Милый читатель, возможно, у тебя возник вопрос, кто такие кадакасы? Сейчас объясню.

Кадакасы на самом деле эстонцы, но это такие эстонцы, которые не любят свой народ и хотят быть немцами. Так, например, при любой возможности они стараются говорить по-немецки, хотя не всегда достаточно хорошо знают этот язык. Конечно, это смешно. Но как бы там ни было, кадакасы существуют. Раньше в нашем городе жило довольно много кадакасов, но осенью 1939 года, когда Гитлер призвал немцев вернуться на родину, вместе с немцами поторопились уехать и многие кадакасы. В саму Германию-то они не попали. Их поселили в оккупированной нацистами Польше. Поляков повыгоняли из домов, а немцы и кадакасы спокойно там поселились. Они даже получили мебель выселенных поляков и другое их имущество. Будто бы даже банки с вареньем остались там, где стояли у прежних хозяев. Так кадакасы сами сообщали в письмах своим знакомым в Эстонию — и даже не стыдились писать об этом!

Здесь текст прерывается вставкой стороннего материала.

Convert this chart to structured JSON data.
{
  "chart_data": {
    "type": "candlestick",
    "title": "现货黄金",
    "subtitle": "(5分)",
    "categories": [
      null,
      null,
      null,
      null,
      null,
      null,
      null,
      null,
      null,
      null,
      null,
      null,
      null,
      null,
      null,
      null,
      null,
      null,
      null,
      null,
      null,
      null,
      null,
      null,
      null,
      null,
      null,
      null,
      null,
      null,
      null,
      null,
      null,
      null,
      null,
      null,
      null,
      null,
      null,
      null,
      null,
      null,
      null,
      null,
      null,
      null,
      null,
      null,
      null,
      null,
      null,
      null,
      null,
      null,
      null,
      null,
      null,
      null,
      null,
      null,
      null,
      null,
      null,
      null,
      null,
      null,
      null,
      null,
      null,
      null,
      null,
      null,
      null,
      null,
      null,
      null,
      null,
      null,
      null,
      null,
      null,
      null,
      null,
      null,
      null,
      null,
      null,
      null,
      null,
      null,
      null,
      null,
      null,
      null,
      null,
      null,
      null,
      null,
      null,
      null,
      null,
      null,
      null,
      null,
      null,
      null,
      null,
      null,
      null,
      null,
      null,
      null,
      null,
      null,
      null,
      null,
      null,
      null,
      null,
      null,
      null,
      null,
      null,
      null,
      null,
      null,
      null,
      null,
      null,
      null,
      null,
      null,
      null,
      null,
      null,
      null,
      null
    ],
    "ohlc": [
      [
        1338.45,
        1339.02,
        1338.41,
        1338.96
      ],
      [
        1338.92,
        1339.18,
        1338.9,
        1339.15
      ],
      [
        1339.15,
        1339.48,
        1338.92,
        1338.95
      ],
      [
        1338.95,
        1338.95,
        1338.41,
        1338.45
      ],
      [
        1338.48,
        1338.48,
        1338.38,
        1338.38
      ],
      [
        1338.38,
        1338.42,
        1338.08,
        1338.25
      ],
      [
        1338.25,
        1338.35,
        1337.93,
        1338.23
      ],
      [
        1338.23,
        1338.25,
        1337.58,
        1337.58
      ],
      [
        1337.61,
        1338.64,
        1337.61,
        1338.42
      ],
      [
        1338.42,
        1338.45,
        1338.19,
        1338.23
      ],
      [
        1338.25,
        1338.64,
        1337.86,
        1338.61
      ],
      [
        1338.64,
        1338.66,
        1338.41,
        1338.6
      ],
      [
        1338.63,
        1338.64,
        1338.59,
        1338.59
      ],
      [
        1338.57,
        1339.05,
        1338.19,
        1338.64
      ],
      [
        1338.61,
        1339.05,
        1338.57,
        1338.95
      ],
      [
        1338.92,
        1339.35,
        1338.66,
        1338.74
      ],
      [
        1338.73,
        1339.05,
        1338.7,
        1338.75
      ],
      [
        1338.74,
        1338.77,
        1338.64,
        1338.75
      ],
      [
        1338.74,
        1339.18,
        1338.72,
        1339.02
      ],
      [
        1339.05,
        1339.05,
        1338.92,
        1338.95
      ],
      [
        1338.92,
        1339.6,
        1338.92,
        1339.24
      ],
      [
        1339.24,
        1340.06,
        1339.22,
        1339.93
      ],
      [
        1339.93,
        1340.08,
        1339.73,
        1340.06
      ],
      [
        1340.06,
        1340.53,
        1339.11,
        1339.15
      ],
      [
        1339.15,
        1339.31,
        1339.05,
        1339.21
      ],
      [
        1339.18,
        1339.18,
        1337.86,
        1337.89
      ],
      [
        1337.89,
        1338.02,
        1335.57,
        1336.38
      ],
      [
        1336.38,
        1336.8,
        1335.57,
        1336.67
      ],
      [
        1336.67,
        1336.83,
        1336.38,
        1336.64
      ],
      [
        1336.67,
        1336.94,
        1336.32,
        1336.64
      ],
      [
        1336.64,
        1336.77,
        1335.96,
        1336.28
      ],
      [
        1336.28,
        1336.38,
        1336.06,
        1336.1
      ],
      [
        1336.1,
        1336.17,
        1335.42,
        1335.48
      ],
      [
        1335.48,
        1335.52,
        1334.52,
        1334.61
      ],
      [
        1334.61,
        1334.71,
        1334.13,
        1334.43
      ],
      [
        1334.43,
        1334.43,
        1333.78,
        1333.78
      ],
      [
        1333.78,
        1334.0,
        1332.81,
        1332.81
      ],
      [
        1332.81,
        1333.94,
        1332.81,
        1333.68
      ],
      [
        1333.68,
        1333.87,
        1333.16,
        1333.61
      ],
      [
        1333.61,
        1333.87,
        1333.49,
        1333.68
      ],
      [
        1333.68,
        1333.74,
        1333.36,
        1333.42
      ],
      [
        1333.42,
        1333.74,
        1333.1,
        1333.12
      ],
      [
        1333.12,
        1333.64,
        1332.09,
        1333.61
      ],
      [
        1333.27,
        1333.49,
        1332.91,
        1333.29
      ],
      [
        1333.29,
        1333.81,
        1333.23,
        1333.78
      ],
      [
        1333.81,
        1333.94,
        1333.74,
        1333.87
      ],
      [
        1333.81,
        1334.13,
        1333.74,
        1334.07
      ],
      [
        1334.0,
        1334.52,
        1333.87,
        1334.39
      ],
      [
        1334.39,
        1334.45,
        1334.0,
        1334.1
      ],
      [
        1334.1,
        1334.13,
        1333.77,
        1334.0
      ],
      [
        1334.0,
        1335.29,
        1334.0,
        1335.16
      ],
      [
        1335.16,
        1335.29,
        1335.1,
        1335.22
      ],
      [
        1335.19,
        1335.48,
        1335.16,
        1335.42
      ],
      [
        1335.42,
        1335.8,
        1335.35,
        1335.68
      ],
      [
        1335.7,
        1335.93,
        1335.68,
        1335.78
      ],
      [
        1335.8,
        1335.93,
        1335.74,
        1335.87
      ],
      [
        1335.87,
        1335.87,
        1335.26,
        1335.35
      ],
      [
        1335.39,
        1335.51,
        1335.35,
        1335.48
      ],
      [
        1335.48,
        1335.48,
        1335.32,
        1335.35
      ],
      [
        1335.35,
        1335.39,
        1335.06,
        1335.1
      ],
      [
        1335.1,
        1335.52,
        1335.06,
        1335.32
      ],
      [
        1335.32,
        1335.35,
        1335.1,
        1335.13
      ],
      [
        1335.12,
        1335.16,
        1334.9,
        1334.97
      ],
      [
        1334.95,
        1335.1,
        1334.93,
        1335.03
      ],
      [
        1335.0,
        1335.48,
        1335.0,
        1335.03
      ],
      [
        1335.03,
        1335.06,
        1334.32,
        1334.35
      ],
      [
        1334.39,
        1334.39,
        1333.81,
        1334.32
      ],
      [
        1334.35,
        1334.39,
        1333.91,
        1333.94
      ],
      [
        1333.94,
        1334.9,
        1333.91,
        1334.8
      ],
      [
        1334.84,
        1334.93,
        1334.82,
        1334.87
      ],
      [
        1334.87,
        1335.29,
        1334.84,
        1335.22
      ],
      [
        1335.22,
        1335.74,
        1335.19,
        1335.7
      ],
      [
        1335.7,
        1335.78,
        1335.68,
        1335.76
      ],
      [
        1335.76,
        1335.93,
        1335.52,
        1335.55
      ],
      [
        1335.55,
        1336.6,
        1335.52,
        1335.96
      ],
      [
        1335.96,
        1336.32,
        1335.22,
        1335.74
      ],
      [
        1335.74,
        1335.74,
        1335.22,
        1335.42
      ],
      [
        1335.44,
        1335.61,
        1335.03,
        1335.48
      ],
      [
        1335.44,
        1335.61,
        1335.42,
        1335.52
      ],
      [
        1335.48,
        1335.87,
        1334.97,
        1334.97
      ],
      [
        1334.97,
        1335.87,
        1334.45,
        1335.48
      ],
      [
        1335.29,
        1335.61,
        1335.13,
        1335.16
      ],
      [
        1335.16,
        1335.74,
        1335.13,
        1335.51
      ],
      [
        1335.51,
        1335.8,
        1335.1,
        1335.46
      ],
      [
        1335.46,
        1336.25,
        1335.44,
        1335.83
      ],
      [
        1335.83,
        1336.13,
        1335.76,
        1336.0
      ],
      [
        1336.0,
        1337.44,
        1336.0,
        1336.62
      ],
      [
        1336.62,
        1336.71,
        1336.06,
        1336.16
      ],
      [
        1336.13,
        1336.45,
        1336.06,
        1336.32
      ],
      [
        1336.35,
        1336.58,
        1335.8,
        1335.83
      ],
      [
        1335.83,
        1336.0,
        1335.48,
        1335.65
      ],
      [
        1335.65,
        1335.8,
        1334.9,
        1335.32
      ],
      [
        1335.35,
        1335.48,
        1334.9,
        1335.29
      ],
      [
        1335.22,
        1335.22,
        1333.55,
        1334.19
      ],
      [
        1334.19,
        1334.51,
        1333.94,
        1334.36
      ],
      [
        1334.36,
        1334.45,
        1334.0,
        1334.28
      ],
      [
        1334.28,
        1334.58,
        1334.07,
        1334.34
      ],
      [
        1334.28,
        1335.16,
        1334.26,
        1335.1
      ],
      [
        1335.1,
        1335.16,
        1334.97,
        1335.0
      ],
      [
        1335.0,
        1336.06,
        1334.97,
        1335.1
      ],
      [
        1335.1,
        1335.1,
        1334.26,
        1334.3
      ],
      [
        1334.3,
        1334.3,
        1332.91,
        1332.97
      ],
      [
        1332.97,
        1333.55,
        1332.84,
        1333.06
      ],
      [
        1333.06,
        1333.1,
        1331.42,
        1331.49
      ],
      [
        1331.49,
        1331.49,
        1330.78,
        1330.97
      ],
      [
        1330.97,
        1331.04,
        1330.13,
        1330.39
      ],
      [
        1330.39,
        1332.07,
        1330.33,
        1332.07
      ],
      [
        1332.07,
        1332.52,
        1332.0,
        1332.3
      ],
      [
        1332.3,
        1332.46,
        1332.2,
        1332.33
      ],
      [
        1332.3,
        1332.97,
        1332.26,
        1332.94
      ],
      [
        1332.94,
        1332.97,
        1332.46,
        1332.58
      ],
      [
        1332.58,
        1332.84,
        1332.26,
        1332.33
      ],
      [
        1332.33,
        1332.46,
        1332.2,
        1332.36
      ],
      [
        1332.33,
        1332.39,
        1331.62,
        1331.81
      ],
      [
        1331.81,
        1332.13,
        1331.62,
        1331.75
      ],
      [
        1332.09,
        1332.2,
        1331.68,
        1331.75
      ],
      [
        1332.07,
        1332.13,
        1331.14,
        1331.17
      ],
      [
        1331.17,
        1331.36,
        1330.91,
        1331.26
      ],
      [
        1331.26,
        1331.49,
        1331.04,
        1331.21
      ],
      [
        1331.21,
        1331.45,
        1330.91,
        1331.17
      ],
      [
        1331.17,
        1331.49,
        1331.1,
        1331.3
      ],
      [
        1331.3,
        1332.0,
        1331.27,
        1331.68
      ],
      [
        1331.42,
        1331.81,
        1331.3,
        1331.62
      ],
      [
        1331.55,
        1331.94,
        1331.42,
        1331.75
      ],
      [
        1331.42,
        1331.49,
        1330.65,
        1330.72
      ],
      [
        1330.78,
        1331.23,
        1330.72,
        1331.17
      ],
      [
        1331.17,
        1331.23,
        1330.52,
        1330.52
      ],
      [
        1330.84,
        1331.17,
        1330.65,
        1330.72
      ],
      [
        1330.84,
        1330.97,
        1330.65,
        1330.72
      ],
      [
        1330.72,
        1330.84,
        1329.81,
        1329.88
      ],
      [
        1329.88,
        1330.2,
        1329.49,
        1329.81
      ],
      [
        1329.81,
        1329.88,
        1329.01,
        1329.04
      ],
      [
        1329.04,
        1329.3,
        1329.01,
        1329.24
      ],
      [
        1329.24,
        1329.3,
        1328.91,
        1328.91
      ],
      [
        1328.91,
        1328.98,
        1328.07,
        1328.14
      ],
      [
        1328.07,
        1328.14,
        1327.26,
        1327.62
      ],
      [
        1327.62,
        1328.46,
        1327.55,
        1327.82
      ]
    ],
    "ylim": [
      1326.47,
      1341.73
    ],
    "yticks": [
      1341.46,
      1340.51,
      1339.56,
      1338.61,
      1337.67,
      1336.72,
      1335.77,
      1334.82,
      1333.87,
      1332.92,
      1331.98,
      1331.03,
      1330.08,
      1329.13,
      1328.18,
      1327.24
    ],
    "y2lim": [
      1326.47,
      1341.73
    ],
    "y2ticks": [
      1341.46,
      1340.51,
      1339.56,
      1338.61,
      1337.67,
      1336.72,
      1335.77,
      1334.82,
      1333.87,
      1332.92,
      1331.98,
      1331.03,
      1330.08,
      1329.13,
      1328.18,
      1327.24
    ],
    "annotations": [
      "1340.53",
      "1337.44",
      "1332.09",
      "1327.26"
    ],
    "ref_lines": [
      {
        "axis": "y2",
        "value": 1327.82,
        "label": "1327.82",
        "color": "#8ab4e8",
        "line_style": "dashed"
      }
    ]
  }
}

Вот кто такие кадакасы. Мне кажется интересным наблюдение, что животные часто бывают похожи характером на своих хозяев. Возьмем, к примеру, нашего домохозяина и его собак. Их у него две: одна большая — немецкая овчарка, а другая маленькая — пинчер, или, точнее, жесткошерстный обезьяний пинчер, карликовая порода пинчеров. Овчарку зовут Гектор. И он злой, как наш домовладелец. Пинчер Тоди — коварный, как супруга домовладельца. Порой, когда Гектор спущен с цепи и бегает по двору, ни один человек не осмеливается войти во двор, даже почтальон, который уж, казалось бы, должен быть привычен к собакам.

Жена домовладельца и его дочь, естественно, тоже кадакасы. Имя дочери — Дорит, она старше меня года на три-четыре и считает себя бог знает кем. Она имеет обыкновение отвечать на мое приветствие едва заметным кивком головы.

Теперь расскажу историю, которую мне случилось наблюдать самому. По-моему, история символическая.

Дорит прогуливалась со своими собаками по улице Пикк. В это самое время с Садовой улицы на улицу Пикк вышла маленькая девочка Эло. Она тоже была с собакой — очень симпатичным и серьезным мопсом. Несколько мгновений спустя между собаками началась драка. Гектор и Тоди яростно атаковали мопса. Думаете, мопс бросился наутек? Ничего подобного! Он тоже показал, что зубы у него не только для еды. Он вступил в неравную борьбу.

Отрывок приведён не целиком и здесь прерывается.